THUNDER BAY — City staff have put forward a draft municipal budget with a historically high tax levy hike of 6.18 per cent before growth, making good on months of warnings that inflation and other issues would make for challenging spending decisions in 2023.

City council will review the document in eight meetings over the course of the coming month, with councillors able to propose changes, and will hold a final vote to approve the budget on Feb. 6.

The proposed increase is the highest since at least 2009, and follows a 2.42 per cent increase (before growth) approved by the previous term of council in 2022. That council had approved budgets with an average tax levy hike of roughly 2.32 per cent over its four years in office.

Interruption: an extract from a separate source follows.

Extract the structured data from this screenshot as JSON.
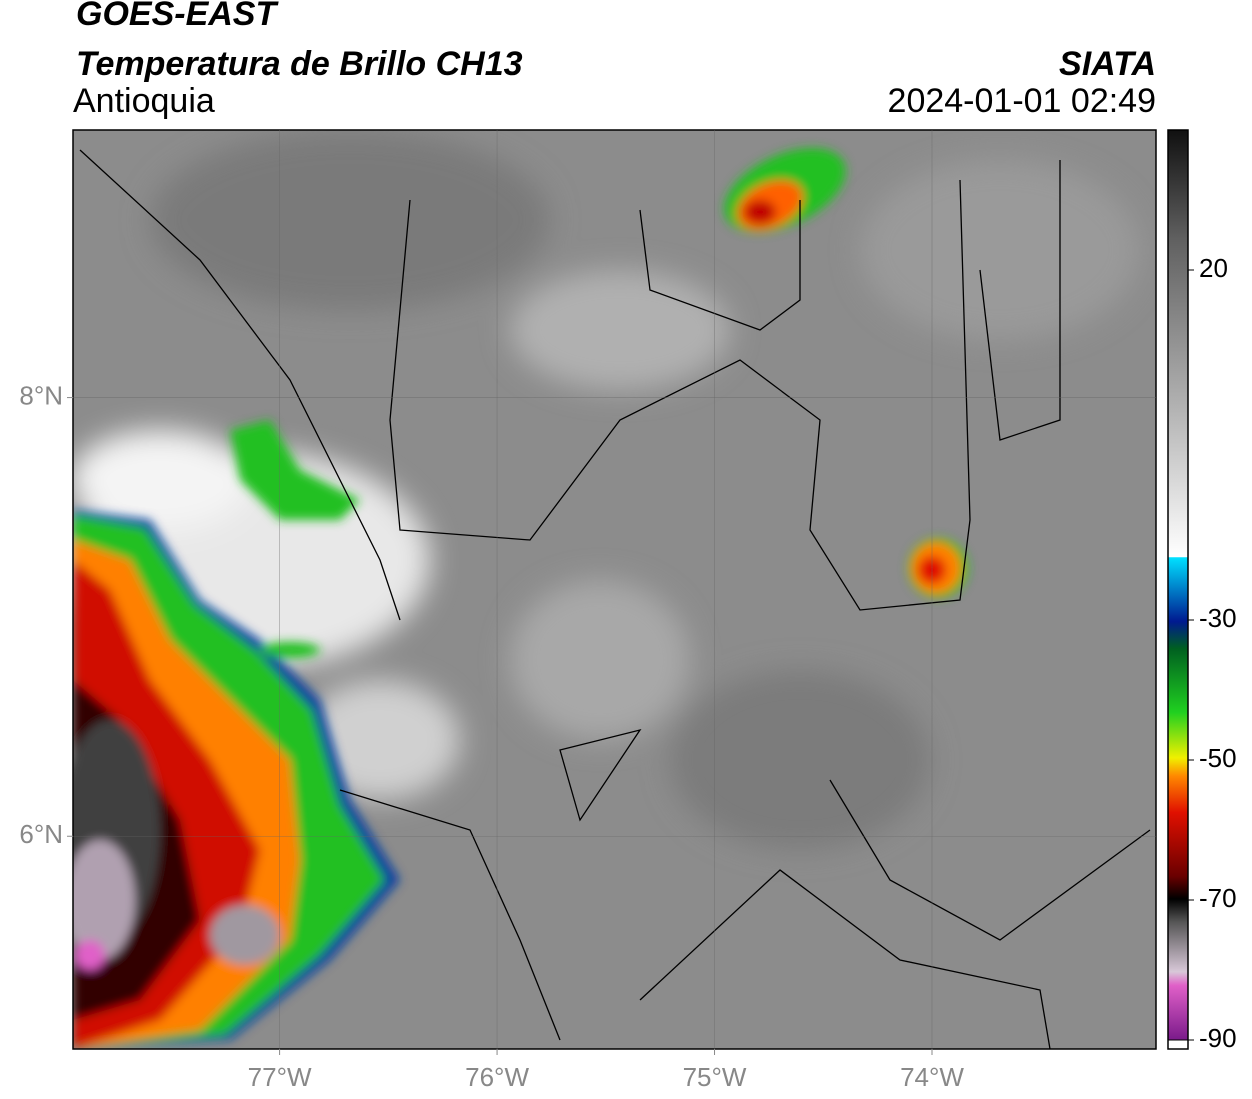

The tax levy is the total amount of money the city collects from its tax base, and does not directly correspond to the increase individual tax payers will see in 2023.

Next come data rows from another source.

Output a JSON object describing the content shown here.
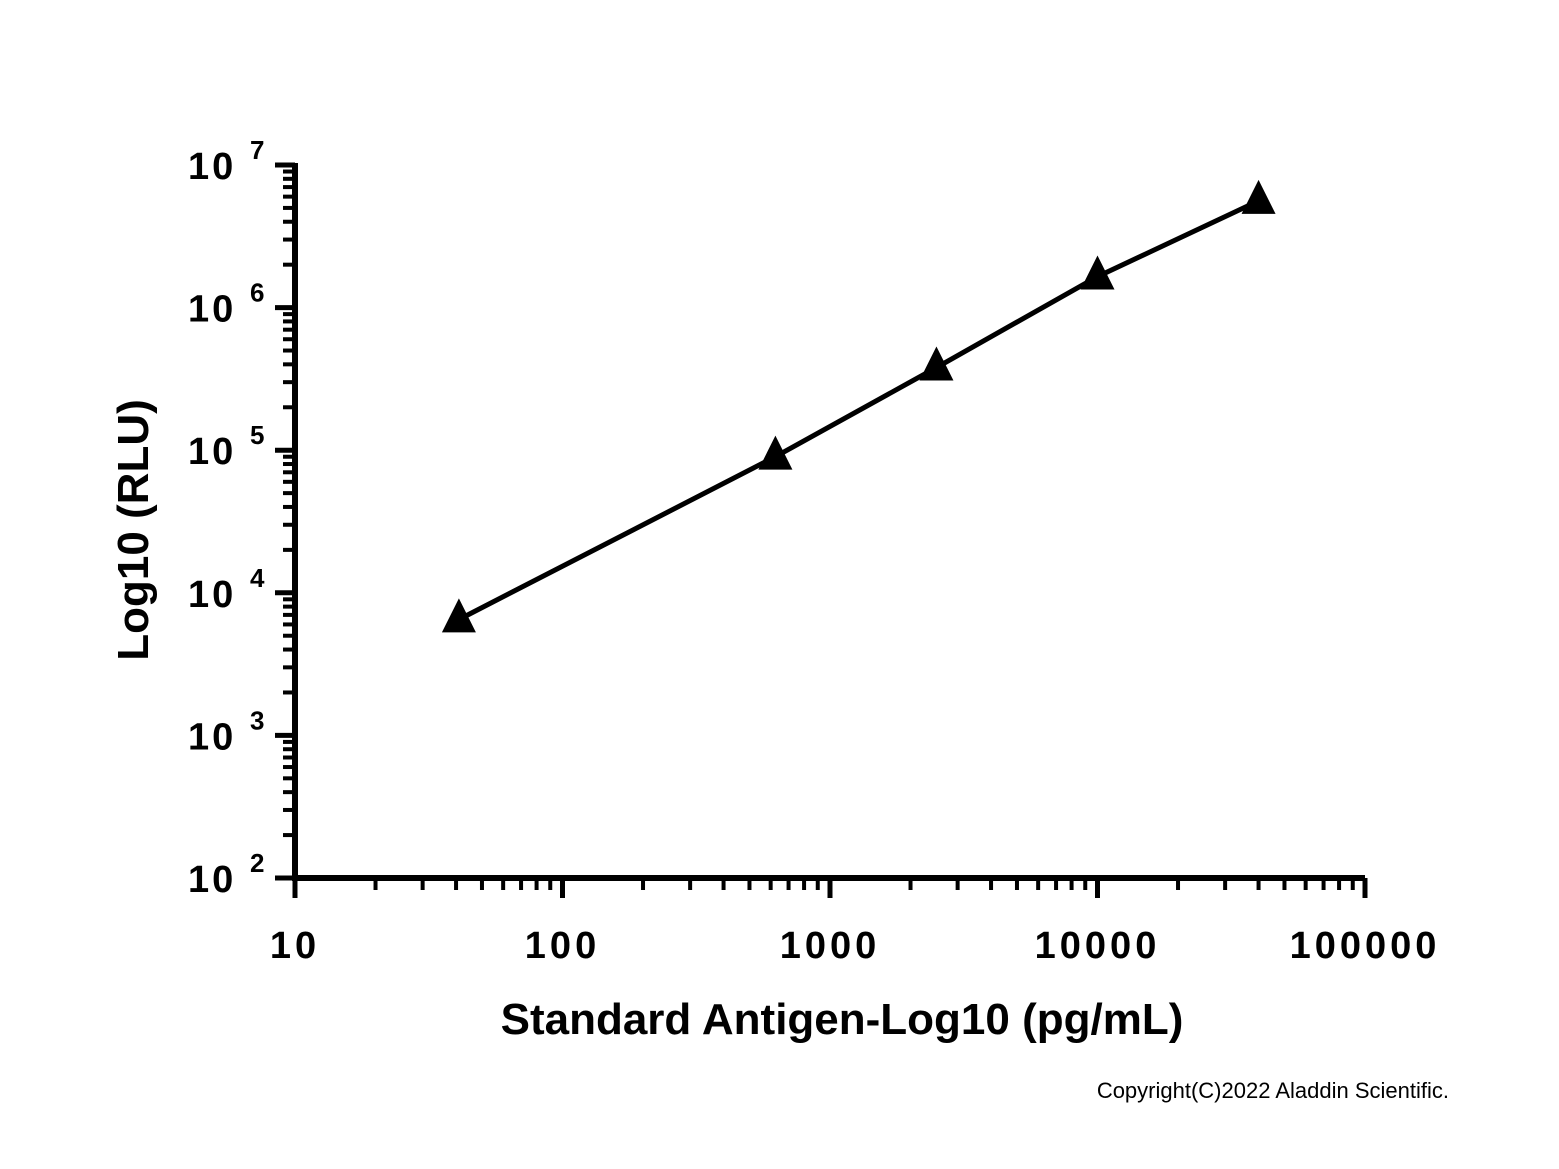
{
  "chart_data": {
    "type": "line",
    "xlabel": "Standard Antigen-Log10 (pg/mL)",
    "ylabel": "Log10 (RLU)",
    "x_scale": "log",
    "y_scale": "log",
    "xlim": [
      10,
      100000
    ],
    "ylim": [
      100,
      10000000
    ],
    "x_ticks": [
      "10",
      "100",
      "1000",
      "10000",
      "100000"
    ],
    "y_ticks": [
      {
        "base": "10",
        "exp": "2",
        "value": 100
      },
      {
        "base": "10",
        "exp": "3",
        "value": 1000
      },
      {
        "base": "10",
        "exp": "4",
        "value": 10000
      },
      {
        "base": "10",
        "exp": "5",
        "value": 100000
      },
      {
        "base": "10",
        "exp": "6",
        "value": 1000000
      },
      {
        "base": "10",
        "exp": "7",
        "value": 10000000
      }
    ],
    "grid": false,
    "series": [
      {
        "marker": "triangle",
        "color": "#000000",
        "points": [
          {
            "x": 41,
            "y": 6500
          },
          {
            "x": 625,
            "y": 90000
          },
          {
            "x": 2500,
            "y": 380000
          },
          {
            "x": 10000,
            "y": 1650000
          },
          {
            "x": 40000,
            "y": 5600000
          }
        ]
      }
    ]
  },
  "copyright": "Copyright(C)2022 Aladdin Scientific."
}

Individual tax bills are also influenced by any changes in property value assessments, and the city’s tax ratios, which specify how the levy’s cost is divided among the residential, commercial, and industrial tax classes.

City staff said at a Wednesday press conference the proposed 2023 tax levy hike would be the highest they're aware of in the city's history.

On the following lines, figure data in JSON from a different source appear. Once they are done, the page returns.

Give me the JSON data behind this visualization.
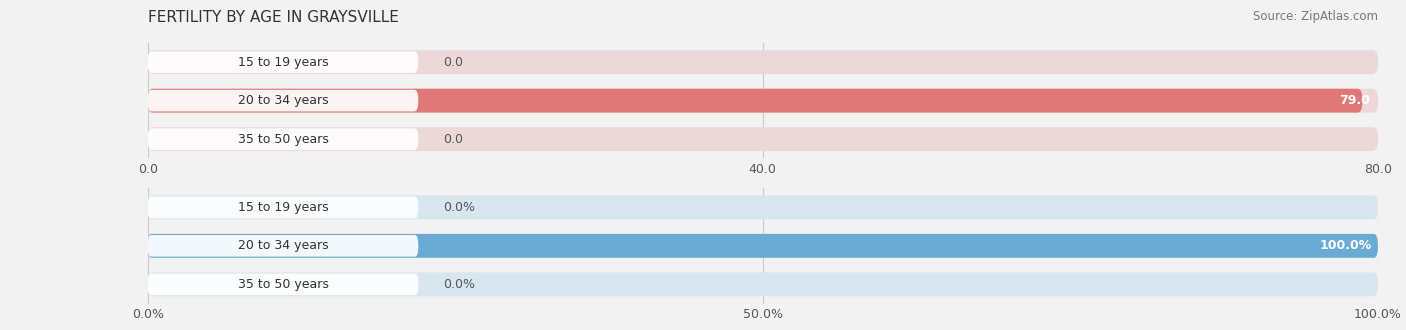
{
  "title": "FERTILITY BY AGE IN GRAYSVILLE",
  "source": "Source: ZipAtlas.com",
  "top_chart": {
    "categories": [
      "15 to 19 years",
      "20 to 34 years",
      "35 to 50 years"
    ],
    "values": [
      0.0,
      79.0,
      0.0
    ],
    "xlim": [
      0,
      80.0
    ],
    "xticks": [
      0.0,
      40.0,
      80.0
    ],
    "xtick_labels": [
      "0.0",
      "40.0",
      "80.0"
    ],
    "bar_color": "#e07878",
    "bar_bg_color": "#edd8d8",
    "value_threshold": 5.0,
    "is_percent": false
  },
  "bottom_chart": {
    "categories": [
      "15 to 19 years",
      "20 to 34 years",
      "35 to 50 years"
    ],
    "values": [
      0.0,
      100.0,
      0.0
    ],
    "xlim": [
      0,
      100.0
    ],
    "xticks": [
      0.0,
      50.0,
      100.0
    ],
    "xtick_labels": [
      "0.0%",
      "50.0%",
      "100.0%"
    ],
    "bar_color": "#6aaad4",
    "bar_bg_color": "#d8e6f0",
    "value_threshold": 5.0,
    "is_percent": true
  },
  "background_color": "#f2f2f2",
  "bar_height": 0.62,
  "label_bg_color": "#ffffff",
  "category_fontsize": 9,
  "value_fontsize": 9,
  "tick_fontsize": 9,
  "title_fontsize": 11,
  "source_fontsize": 8.5,
  "grid_color": "#cccccc"
}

However, city manager Norm Gale said the 2023 budget had to address "worldwide inflation we have not seen in generations."

"This will be the most difficult budget process ever faced by a city council in the history of Thunder Bay," he said in a statement. "Coupled with the staggering inflation rates that everyone is experiencing, it leaves very little room to make adjustments and cuts within the budget."

City treasurer Linda Evans suggested the dramatic increase is not out of line with what other cities are facing. Of 11 other Ontario municipalities the city surveyed, she said the average proposed tax levy increase is 6.24 per cent after growth, with responses ranging from 2.9 to 9.3 per cent.

However, Evans also stated the overall impact of inflation on the 2023 budget was about $1.6 million – roughly one eighth of the proposed tax increase.

The largest single driver of the increase is a request from Thunder Bay police for a $4.4 million increase in 2023, accounting for over a third of the total $12.8 million tax levy hike.

If approved by council, that would constitute a 7.8 per cent increase in police spending, which has risen about twice as fast as spending on other city departments over the past decade.

Other major drivers include rising insurance premiums and fuel costs, implementation of the city's digital strategy and provincially-mandated composting program, and inflation increases in roads (notably salt and paint), facilities and fleet services, and long-term care.

City administration also reported finding some savings through staff vacancies, a $500,000 reduction to capital investment financed by the tax levy, and $300,000 in revenues from proposed user fee increases.

City council did not provide direction to staff on the 2023 budget as it normally would, since it was an election year.

However, Gale said he had directed departments to propose no new spending aside from wages and benefits, inflationary increases related to facilities and fleet, such as fuel costs, and program and services review initiatives already approved by council, such as the digital strategy.

The 6.18 per cent increase in the proposed budget would bring the city's total tax levy to $220.8 million, helping to fund a gross tax-supported budget of just over $413.1 million, about $13 million higher than in 2022.

The city's total tax-supported capital spending would decrease under the proposed budget, however, falling from roughly $71 million to just under $66 million.

The tax levy increase is 5.58 per cent, or $11.6 million, after estimated growth in the city's tax assessment base of 0.6 per cent, or $1.2 million, in 2022. That's 10 times the anemic assessment growth of 0.06 per cent the city reported in 2021.

That growth included a $500,000 increase in the city's commercial tax base, which Evans called a positive sign after years of slow commercial growth.

Evans said Wednesday she could not estimate the impact of the proposed tax levy increase on the median residential tax payer until council approves tax ratios for this year in April. However, Gale acknowledged the percentage increase for tax payers would be "close" to that for the levy overall after growth.

The proposed budget would see an addition of 50.9 full-time equivalent (FTE) permanent staff positions, amounting to a 2.4 per cent expansion. That includes 20.8 proposed by the Thunder Bay Police Service, while another 20.3 positions in areas like long-term care and Superior North EMS would be fully or partially funded by the province.

In rate-supported operations, the draft budget proposes three per cent increases to water and wastewater rates.

Residents can submit feedback on the budget at a public meeting on Jan. 12 in person, virtually, or through written submissions.

Deputation requests to present at that meeting must be submitted by noon on Jan. 11. More information is available at the city’s website.